In the previous post, I focused on loving kindness meditation for ourselves. In this post, I will discuss extending loving kindness to others. Often, though, these two approaches to loving kindness meditation are combined so that you can extend loving kindness to others and yourself in the one meditation.
Diana Winston, Director of Mindfulness Education at the Mindfulness Awareness Research Center (MARC) at the University of California, Los Angeles, provides an extended podcast for a loving kindness meditation that incorporates both approaches. This is one of a series of weekly meditation podcasts provided by MARC.

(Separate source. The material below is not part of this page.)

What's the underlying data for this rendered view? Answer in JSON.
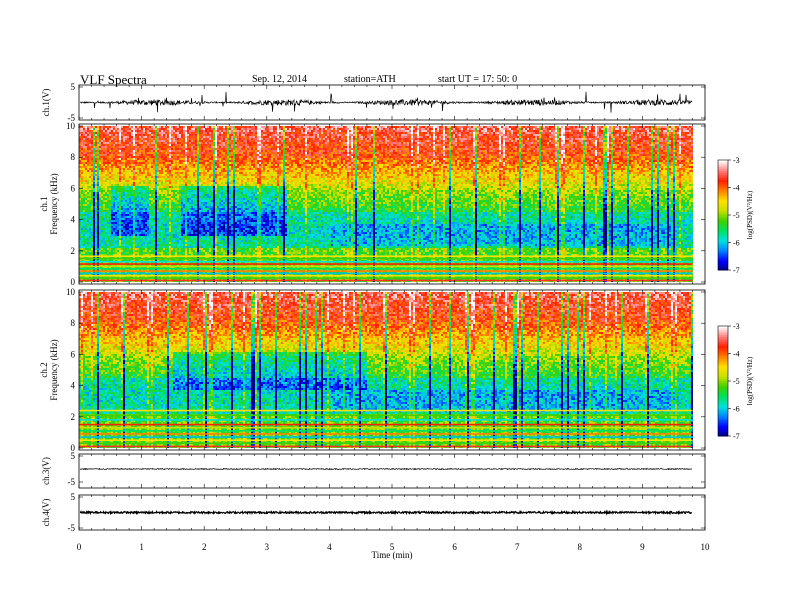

Guidelines for a loving kindness meditation focused on others
Diana suggests that in the first place you need to approach the meditation with a sense of curiosity, openness to whatever arises and a willingness to be with “what is” – whatever that may be, positive or negative emotions. She points out that whenever you try to cultivate a new meditation practice invariably obstacles will arise. So, we need to be open and present to these potential blockages because they will increase our self-awareness and dealing with them will improve our self-management.
Preparation for this form of meditation requires that you adopt a comfortable position or yoga pose. As Jack Kornfield reminds us, it is very difficult to extend loving kindness to others when you have a sore back because of a lack of back support.
Being grounded at the outset is important as with other forms of meditation. If you are sitting on a chair, this involves initially ensuring your feet are flat on the ground, you are sitting upright, your hands are in a comfortable position and you either close your eyes or look down to avoid distractions and centre your focus. A couple of deep breaths, followed by mindful breathing, can help to clear your mind and relax your body.
Loving Kindness Meditation Process
Typically, you will focus on someone who you love or appreciate – your partner, family member, close friend or supportive colleague. Ideally, it should be someone for whom you can readily develop kind thoughts and words of appreciation.
It is important to do two things – verbalise your kind thoughts and notice your bodily sensations. Verbalising involves stating what you wish for the other person, e.g. strength, resilience, happiness, joy, peace or calmness. It will help to envisage what you appreciate in the other person or what you love most about them, e.g. their generosity, sense of equity, courage, kindness to disadvantaged people, open heartedness, emotional support, balance or wisdom.
As you express kind thoughts in your meditation, you could notice your accompanying bodily sensations. These will become more pronounced as you progress with your loving kindness meditation because you will start to experience feelings of wellness, peace and happiness. These feelings can manifest in the slowing of your breath, a sense of calm or a slight vibration in your hands or feet as positive energy flows through you.
You can move onto other people who form part of your “field of love“. As you extend loving kindness to different cohorts, others will come to mind and you can incorporate them in your focus.
The more difficult thing to do is to extend loving kindness to people you find difficult for one reason or another. You soon learn what emotional blockages are getting in the road of your expressing positive feelings towards them. Again, it is important to stay with these feelings and work through them.
What usually helps is incorporating loving kindness towards yourself. This can be done by envisaging what someone in your “field of love” would extend to you. It can also be strengthened by picturing a recent hug received from them – so that the positive emotions of feeling valued, appreciated and loved can be revisited. Images, memories and sensations can heighten your positive feelings.
As you grow in mindfulness through loving kindness meditation, it will become easier and more natural to extend positive thoughts towards others. Jack Kornfield and Jon Kabat-Zinn reminds us that we become what we pay attention to.